Deus permanece fiel e continua, apesar de tudo, a proteger o povo através de vários dons miraculosos, como: o maná; a água que brota do rochedo: a coluna de fogo.
Finalmente, depois de 40 anos de peregrinação pelo deserto, tendo já Moisés morrido, o povo entra na Terra Prometida, condizido por Josué, sucessor de Moisés (cf. Josué 1, 1-4)
A posse da Terra Prometida não garantiu a fidelidade do povo nem realizou definitivamente as promessas de Deus. O povo continua sujeito às tentações que agora se concretizam na sedução dos falsos deuses dos povos vizinhos, esquecendo frequentemente a Aliança com Deus que os libertara do Egipto. Os próprios reis de Israel, escolhido para orientar o povo na fidelidade à Aliança, se deixam tentar pela idolatria e pela iniquidade.
O povo de Israel escolhido desde Abraão como povo santo de Deus, libertado do Egipto, objecto de aliança, aparece-nos assim como um povo cuja história é marcada pela intervenção de Deus. Estas intervenções marcam a sua consciência religiosa, são guardadas de memória e transmitidas de pais para filhos. A própria liturgia manifesta esta experiência histórica da protecção de Deus. Assim o Credo do povo de Israel, mais que um conjunto de afirmações doutrinais sobre Deus, é uma narração de acontecimentos históricos nos quais tomaram consciência da presença, orientação e protecção de Deus (ler Deut 26, 5-10).

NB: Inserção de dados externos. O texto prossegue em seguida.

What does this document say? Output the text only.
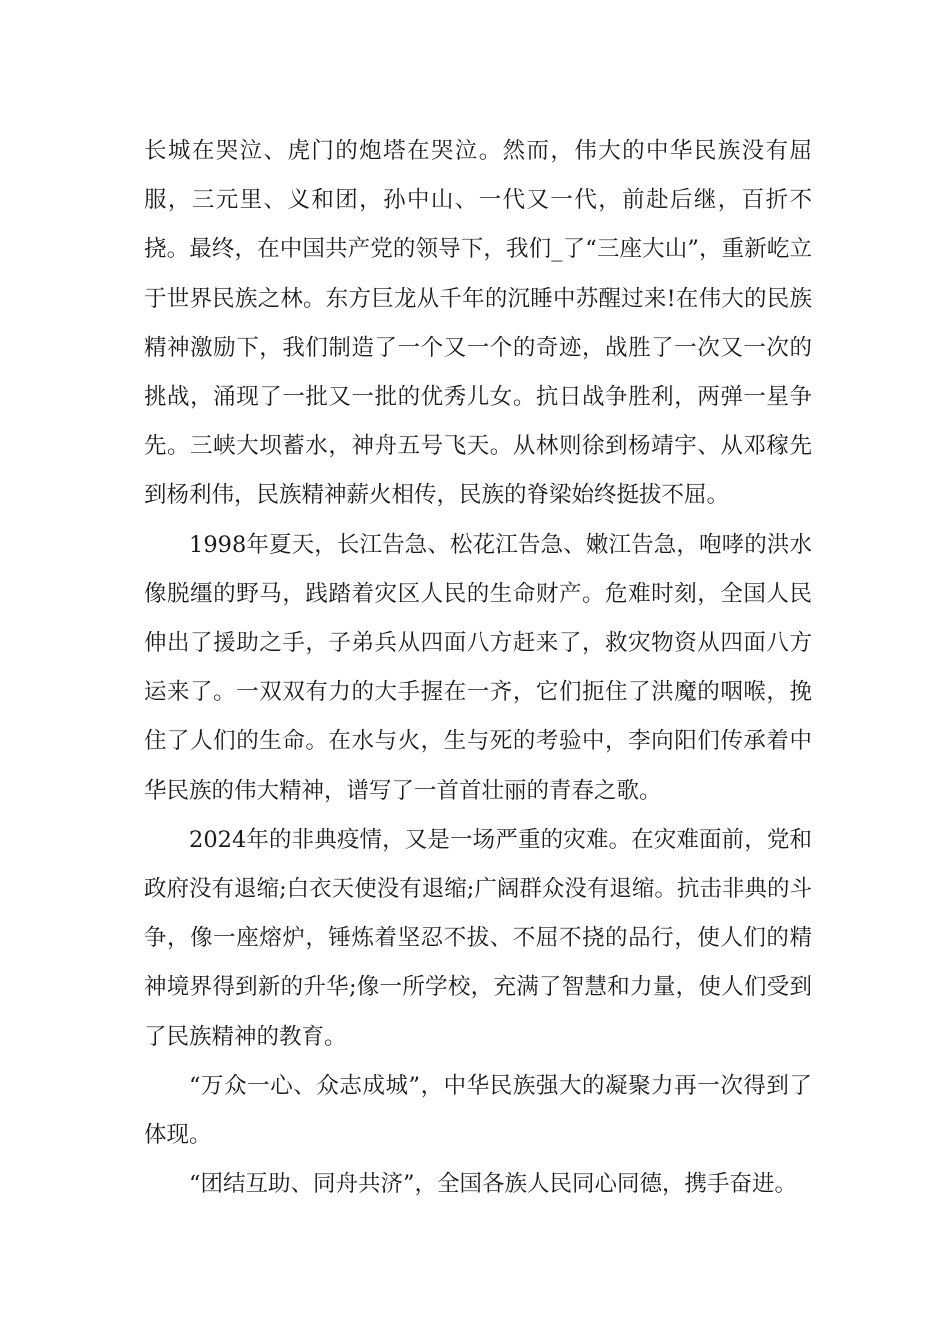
长城在哭泣、虎门的炮塔在哭泣。然而，伟大的中华民族没有屈服，三元里、义和团，孙中山、一代又一代，前赴后继，百折不挠。最终，在中国共产党的领导下，我们_了“三座大山”，重新屹立于世界民族之林。东方巨龙从千年的沉睡中苏醒过来!在伟大的民族精神激励下，我们制造了一个又一个的奇迹，战胜了一次又一次的挑战，涌现了一批又一批的优秀儿女。抗日战争胜利，两弹一星争先。三峡大坝蓄水，神舟五号飞天。从林则徐到杨靖宇、从邓稼先到杨利伟，民族精神薪火相传，民族的脊梁始终挺拔不屈。

1998年夏天，长江告急、松花江告急、嫩江告急，咆哮的洪水像脱缰的野马，践踏着灾区人民的生命财产。危难时刻，全国人民伸出了援助之手，子弟兵从四面八方赶来了，救灾物资从四面八方运来了。一双双有力的大手握在一齐，它们扼住了洪魔的咽喉，挽住了人们的生命。在水与火，生与死的考验中，李向阳们传承着中华民族的伟大精神，谱写了一首首壮丽的青春之歌。

2024年的非典疫情，又是一场严重的灾难。在灾难面前，党和政府没有退缩;白衣天使没有退缩;广阔群众没有退缩。抗击非典的斗争，像一座熔炉，锤炼着坚忍不拔、不屈不挠的品行，使人们的精神境界得到新的升华;像一所学校，充满了智慧和力量，使人们受到了民族精神的教育。

“万众一心、众志成城”，中华民族强大的凝聚力再一次得到了体现。

“团结互助、同舟共济”，全国各族人民同心同德，携手奋进。
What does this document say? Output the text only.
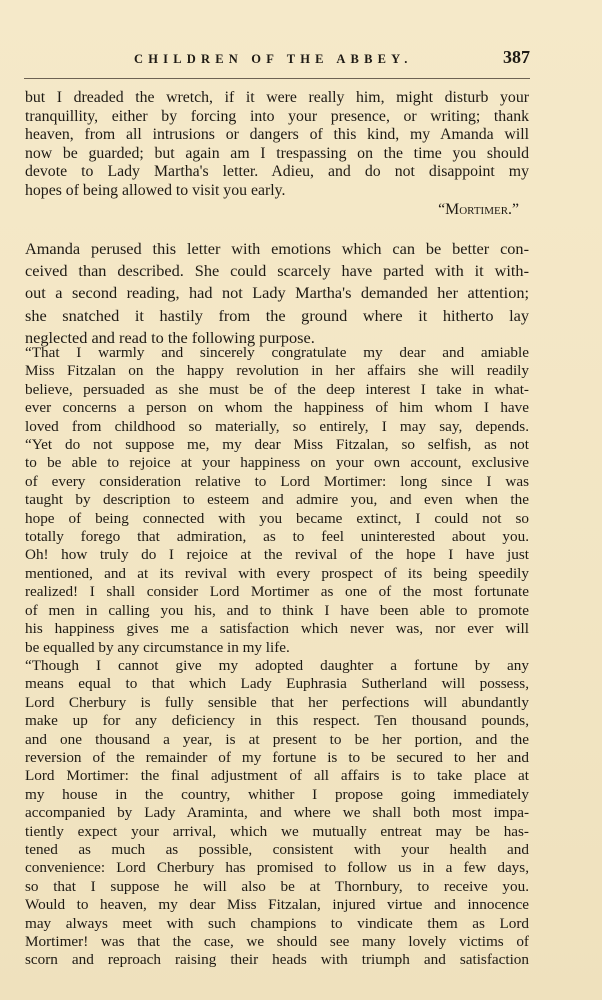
CHILDREN OF THE ABBEY.	387
but I dreaded the wretch, if it were really him, might disturb your
tranquillity, either by forcing into your presence, or writing; thank
heaven, from all intrusions or dangers of this kind, my Amanda will
now be guarded; but again am I trespassing on the time you should
devote to Lady Martha's letter. Adieu, and do not disappoint my
hopes of being allowed to visit you early.
“Mortimer.”
Amanda perused this letter with emotions which can be better con-
ceived than described. She could scarcely have parted with it with-
out a second reading, had not Lady Martha's demanded her attention;
she snatched it hastily from the ground where it hitherto lay
neglected and read to the following purpose.
“That I warmly and sincerely congratulate my dear and amiable
Miss Fitzalan on the happy revolution in her affairs she will readily
believe, persuaded as she must be of the deep interest I take in what-
ever concerns a person on whom the happiness of him whom I have
loved from childhood so materially, so entirely, I may say, depends.
“Yet do not suppose me, my dear Miss Fitzalan, so selfish, as not
to be able to rejoice at your happiness on your own account, exclusive
of every consideration relative to Lord Mortimer: long since I was
taught by description to esteem and admire you, and even when the
hope of being connected with you became extinct, I could not so
totally forego that admiration, as to feel uninterested about you.
Oh! how truly do I rejoice at the revival of the hope I have just
mentioned, and at its revival with every prospect of its being speedily
realized! I shall consider Lord Mortimer as one of the most fortunate
of men in calling you his, and to think I have been able to promote
his happiness gives me a satisfaction which never was, nor ever will
be equalled by any circumstance in my life.
“Though I cannot give my adopted daughter a fortune by any
means equal to that which Lady Euphrasia Sutherland will possess,
Lord Cherbury is fully sensible that her perfections will abundantly
make up for any deficiency in this respect. Ten thousand pounds,
and one thousand a year, is at present to be her portion, and the
reversion of the remainder of my fortune is to be secured to her and
Lord Mortimer: the final adjustment of all affairs is to take place at
my house in the country, whither I propose going immediately
accompanied by Lady Araminta, and where we shall both most impa-
tiently expect your arrival, which we mutually entreat may be has-
tened as much as possible, consistent with your health and
convenience: Lord Cherbury has promised to follow us in a few days,
so that I suppose he will also be at Thornbury, to receive you.
Would to heaven, my dear Miss Fitzalan, injured virtue and innocence
may always meet with such champions to vindicate them as Lord
Mortimer! was that the case, we should see many lovely victims of
scorn and reproach raising their heads with triumph and satisfaction
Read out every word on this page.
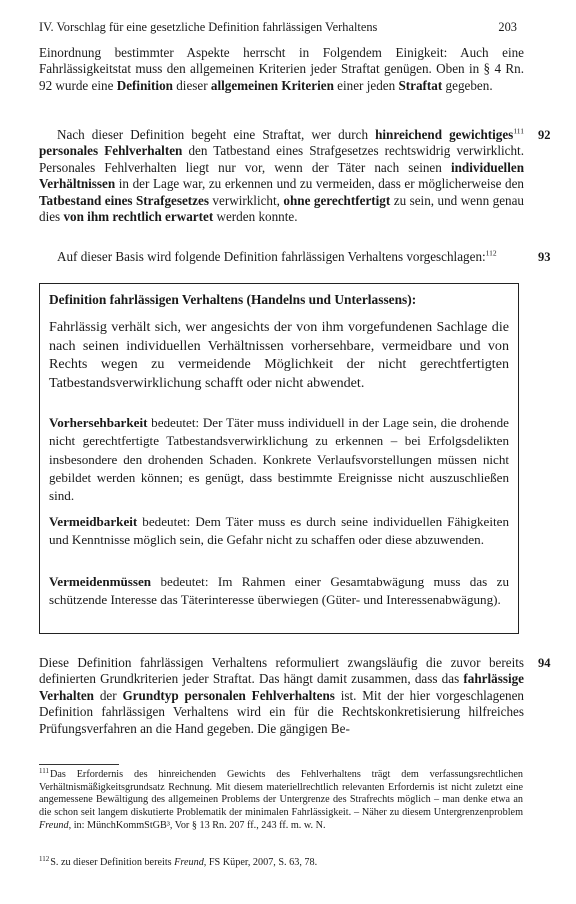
IV. Vorschlag für eine gesetzliche Definition fahrlässigen Verhaltens	203
Einordnung bestimmter Aspekte herrscht in Folgendem Einigkeit: Auch eine Fahrlässigkeitstat muss den allgemeinen Kriterien jeder Straftat genügen. Oben in § 4 Rn. 92 wurde eine Definition dieser allgemeinen Kriterien einer jeden Straftat gegeben.
92
Nach dieser Definition begeht eine Straftat, wer durch hinreichend gewichtiges$^{111}$ personales Fehlverhalten den Tatbestand eines Strafgesetzes rechtswidrig verwirklicht. Personales Fehlverhalten liegt nur vor, wenn der Täter nach seinen individuellen Verhältnissen in der Lage war, zu erkennen und zu vermeiden, dass er möglicherweise den Tatbestand eines Strafgesetzes verwirklicht, ohne gerechtfertigt zu sein, und wenn genau dies von ihm rechtlich erwartet werden konnte.
93
Auf dieser Basis wird folgende Definition fahrlässigen Verhaltens vorgeschlagen:$^{112}$
Definition fahrlässigen Verhaltens (Handelns und Unterlassens):
Fahrlässig verhält sich, wer angesichts der von ihm vorgefundenen Sachlage die nach seinen individuellen Verhältnissen vorhersehbare, vermeidbare und von Rechts wegen zu vermeidende Möglichkeit der nicht gerechtfertigten Tatbestandsverwirklichung schafft oder nicht abwendet.
Vorhersehbarkeit bedeutet: Der Täter muss individuell in der Lage sein, die drohende nicht gerechtfertigte Tatbestandsverwirklichung zu erkennen – bei Erfolgsdelikten insbesondere den drohenden Schaden. Konkrete Verlaufsvorstellungen müssen nicht gebildet werden können; es genügt, dass bestimmte Ereignisse nicht auszuschließen sind.
Vermeidbarkeit bedeutet: Dem Täter muss es durch seine individuellen Fähigkeiten und Kenntnisse möglich sein, die Gefahr nicht zu schaffen oder diese abzuwenden.
Vermeidenmüssen bedeutet: Im Rahmen einer Gesamtabwägung muss das zu schützende Interesse das Täterinteresse überwiegen (Güter- und Interessenabwägung).
94
Diese Definition fahrlässigen Verhaltens reformuliert zwangsläufig die zuvor bereits definierten Grundkriterien jeder Straftat. Das hängt damit zusammen, dass das fahrlässige Verhalten der Grundtyp personalen Fehlverhaltens ist. Mit der hier vorgeschlagenen Definition fahrlässigen Verhaltens wird ein für die Rechtskonkretisierung hilfreiches Prüfungsverfahren an die Hand gegeben. Die gängigen Be-
$^{111}$Das Erfordernis des hinreichenden Gewichts des Fehlverhaltens trägt dem verfassungsrechtlichen Verhältnismäßigkeitsgrundsatz Rechnung. Mit diesem materiellrechtlich relevanten Erfordernis ist nicht zuletzt eine angemessene Bewältigung des allgemeinen Problems der Untergrenze des Strafrechts möglich – man denke etwa an die schon seit langem diskutierte Problematik der minimalen Fahrlässigkeit. – Näher zu diesem Untergrenzenproblem Freund, in: MünchKommStGB³, Vor § 13 Rn. 207 ff., 243 ff. m. w. N.
$^{112}$S. zu dieser Definition bereits Freund, FS Küper, 2007, S. 63, 78.
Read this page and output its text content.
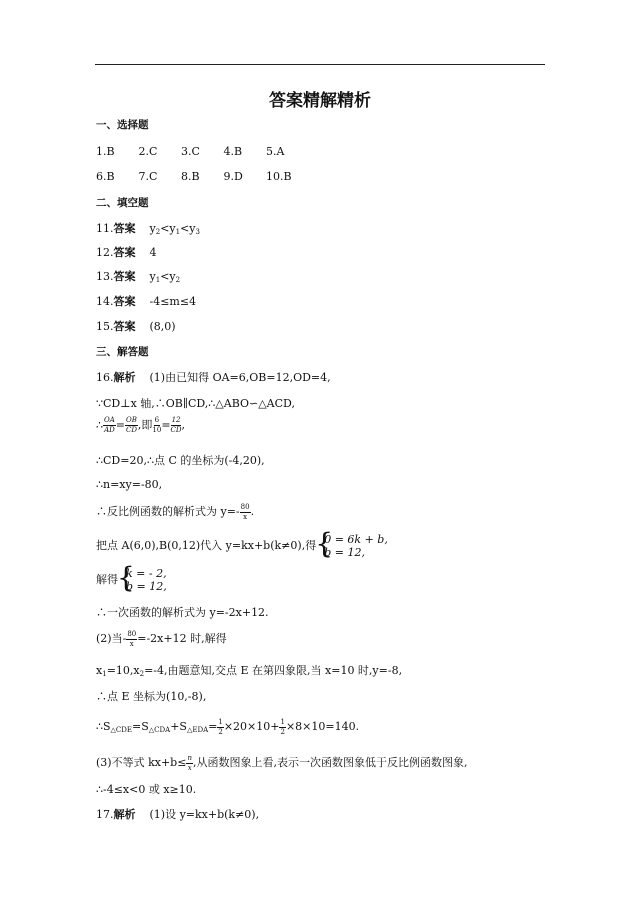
答案精解精析
一、选择题
1.B 2.C 3.C 4.B 5.A
6.B 7.C 8.B 9.D 10.B
二、填空题
11.答案 $y_2<y_1<y_3$
12.答案 4
13.答案 $y_1<y_2$
14.答案 -4≤m≤4
15.答案 (8,0)
三、解答题
16.解析 (1)由已知得 OA=6,OB=12,OD=4,
∵CD⊥x 轴,∴OB∥CD,∴△ABO∽△ACD,
∴ $\frac{OA}{AD} = \frac{OB}{CD}$ ,即 $\frac{6}{10} = \frac{12}{CD}$ ,
∴CD=20,∴点 C 的坐标为(-4,20),
∴n=xy=-80,
∴反比例函数的解析式为 $y=- \frac{80}{x}$ .
把点 A(6,0),B(0,12)代入 y=kx+b(k≠0),得 { 0 = 6k + b,
b = 12,
解得 { k = - 2,
b = 12,
∴一次函数的解析式为 y=-2x+12.
(2)当- $\frac{80}{x} =-2x+12$ 时,解得
$x_1=10,x_2=-4$,由题意知,交点 E 在第四象限,当 x=10 时,y=-8,
∴点 E 坐标为(10,-8),
$\therefore S_{\triangle CDE}=S_{\triangle CDA}+S_{\triangle EDA}= \frac{1}{2} \times 20\times 10+ \frac{1}{2} \times 8\times 10=140$.
(3)不等式 $kx+b\le \frac{n}{x}$ ,从函数图象上看,表示一次函数图象低于反比例函数图象,
∴-4≤x<0 或 x≥10.
17.解析 (1)设 y=kx+b(k≠0),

2.2. Os profetas actualizam a Aliança
Devido à infidelidade do povo, a residência na Terra Prometida não foi uma posse serena mas frequentemente ameaçada. Algumas vezes, o povo é desterrado para o exílio e frequentemente dominado por povos estrangeiros que tentavam apagar a memória religiosa de Israel. Deus, porém, envia profetas que mantêm viva no povo a consciência de Aliança.
Os profetas aparecem-nos profundamente atentos aos acontecimentos do seu tempo, interpretando-os à luz da Aliança e decifrando neles a realização do desígnio de Deus. Os acontecimentos salvíficos do passado, como o Êxodo, a Aliança e a entrada na Terra Prometida, constituem para os profetas uma chave de leitura e de compreensão da história do seu tempo. Os profetas mostram-se homens da Palavra de Deus situada na história, procurando descobrir os apelos de Deus nas situações concretas. A interpretação da Aliança é sempre actualizada em resposta ao presente e como perspectiva de entender o futuro.

2.3. A Aliança como realidade dinâmica
A Aliança entende-se, pois, não como realidade estática, mas dinâmica, que progride para a perfeição, que conhece fases de desenvolvimento e um contínua actualização. É interpretada como promessa de Deus que se projecta para o futuro e atravessa toda a história de Israel. Os acontecimentos da história são, por isso, entendidos como etapas da realização progressiva da Promessa de Deus a Abraão e à sua descendência:
- a libertação do Egipto
- a travessia do mar Vermelho
- a assistência na peregrinação pelo deserto
- a Aliança no Sinai
- a entrada na Terra Prometida.
O povo experimenta continuamente a dificuldade de permanecer fiel ao caminho indicado por Deus. A fidelidade só é possível se for constantemente alimentada e renovada.
As infidelidades do povo à Aliança levam os profetas a concluir a insuficiência do Antigo Testamento e a anunciar, para o futuro, uma nova Aliança. Assim a perfeita comunhão com Deus só no futuro se realizará.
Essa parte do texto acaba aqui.